Predicate Information (identified by operation id):
---------------------------------------------------

2 - access("SUB"."MGR"=PRIOR "SUB"."EMPNO")
3 - access("SUB"."MGR"=:B1)
6 - access("SUB"."MGR"="connect$_by$_pump$_009"."prior sub.empno ")
7 - access("MGR"=PRIOR "EMPNO")
filter("MGR" IS NULL)

Note
-----
- this is an adaptive plan


Statistics
----------------------------------------------------------
0 recursive calls
0 db block gets
465005 consistent gets
0 physical reads
0 redo size
435280 bytes sent via SQL*Net to client
10763 bytes received via SQL*Net from client
935 SQL*Net roundtrips to/from client
37008 sorts (memory)
0 sorts (disk)
14001 rows processed

Well, well… More than 11 seconds – 30 times slower.

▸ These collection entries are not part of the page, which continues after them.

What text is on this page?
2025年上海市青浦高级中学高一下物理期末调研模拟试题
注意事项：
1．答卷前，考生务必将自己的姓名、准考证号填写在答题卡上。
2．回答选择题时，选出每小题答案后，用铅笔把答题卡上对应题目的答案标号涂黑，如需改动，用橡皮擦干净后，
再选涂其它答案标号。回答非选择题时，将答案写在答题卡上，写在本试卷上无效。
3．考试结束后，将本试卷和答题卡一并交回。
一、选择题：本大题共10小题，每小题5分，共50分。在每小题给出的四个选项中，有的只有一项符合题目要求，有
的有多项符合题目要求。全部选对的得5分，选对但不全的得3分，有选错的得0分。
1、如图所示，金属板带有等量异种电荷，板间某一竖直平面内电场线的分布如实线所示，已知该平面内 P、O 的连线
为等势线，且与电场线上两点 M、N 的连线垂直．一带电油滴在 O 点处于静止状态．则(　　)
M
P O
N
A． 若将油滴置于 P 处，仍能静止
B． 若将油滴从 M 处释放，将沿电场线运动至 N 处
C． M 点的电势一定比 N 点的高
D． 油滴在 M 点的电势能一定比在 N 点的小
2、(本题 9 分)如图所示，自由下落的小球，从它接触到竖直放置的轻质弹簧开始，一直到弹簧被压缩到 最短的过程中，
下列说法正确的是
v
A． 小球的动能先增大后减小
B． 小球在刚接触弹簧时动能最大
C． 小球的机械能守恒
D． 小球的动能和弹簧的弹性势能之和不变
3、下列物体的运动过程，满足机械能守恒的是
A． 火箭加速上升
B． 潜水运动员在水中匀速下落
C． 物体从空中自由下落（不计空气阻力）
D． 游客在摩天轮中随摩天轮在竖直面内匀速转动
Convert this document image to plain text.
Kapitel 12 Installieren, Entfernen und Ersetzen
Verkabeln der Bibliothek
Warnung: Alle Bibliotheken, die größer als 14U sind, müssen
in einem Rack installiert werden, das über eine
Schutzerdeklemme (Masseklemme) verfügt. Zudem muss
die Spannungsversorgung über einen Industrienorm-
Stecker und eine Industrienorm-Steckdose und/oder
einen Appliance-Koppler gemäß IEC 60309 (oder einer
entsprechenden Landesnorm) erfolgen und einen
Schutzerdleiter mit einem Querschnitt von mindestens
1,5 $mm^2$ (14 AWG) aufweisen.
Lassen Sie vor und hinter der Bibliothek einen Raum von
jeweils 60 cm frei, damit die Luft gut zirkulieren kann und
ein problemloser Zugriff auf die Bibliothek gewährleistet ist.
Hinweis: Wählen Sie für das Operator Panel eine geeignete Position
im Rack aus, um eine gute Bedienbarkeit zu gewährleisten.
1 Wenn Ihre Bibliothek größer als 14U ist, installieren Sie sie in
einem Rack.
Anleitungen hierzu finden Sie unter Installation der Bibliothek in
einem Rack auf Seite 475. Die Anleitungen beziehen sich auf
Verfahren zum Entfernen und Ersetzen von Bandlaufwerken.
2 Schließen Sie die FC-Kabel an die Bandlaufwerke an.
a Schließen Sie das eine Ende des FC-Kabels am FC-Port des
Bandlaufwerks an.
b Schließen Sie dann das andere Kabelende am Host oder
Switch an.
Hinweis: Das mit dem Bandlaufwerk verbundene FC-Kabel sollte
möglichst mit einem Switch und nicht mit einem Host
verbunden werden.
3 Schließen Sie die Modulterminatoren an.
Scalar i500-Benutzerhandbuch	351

One full table access and then a lot of CONNECT BY with INDEX RANGE SCAN in the scalar subquery.

And notice 465.005 consistent gets versus 55 – and 37.008 sorts versus 3 !

I think the numbers speak for themselves – I will go with MATCH_RECOGNIZE for this…

Details on the syntax can be found in the chapter on SQL for Pattern Matching in the 12c Data Warehousing Guide.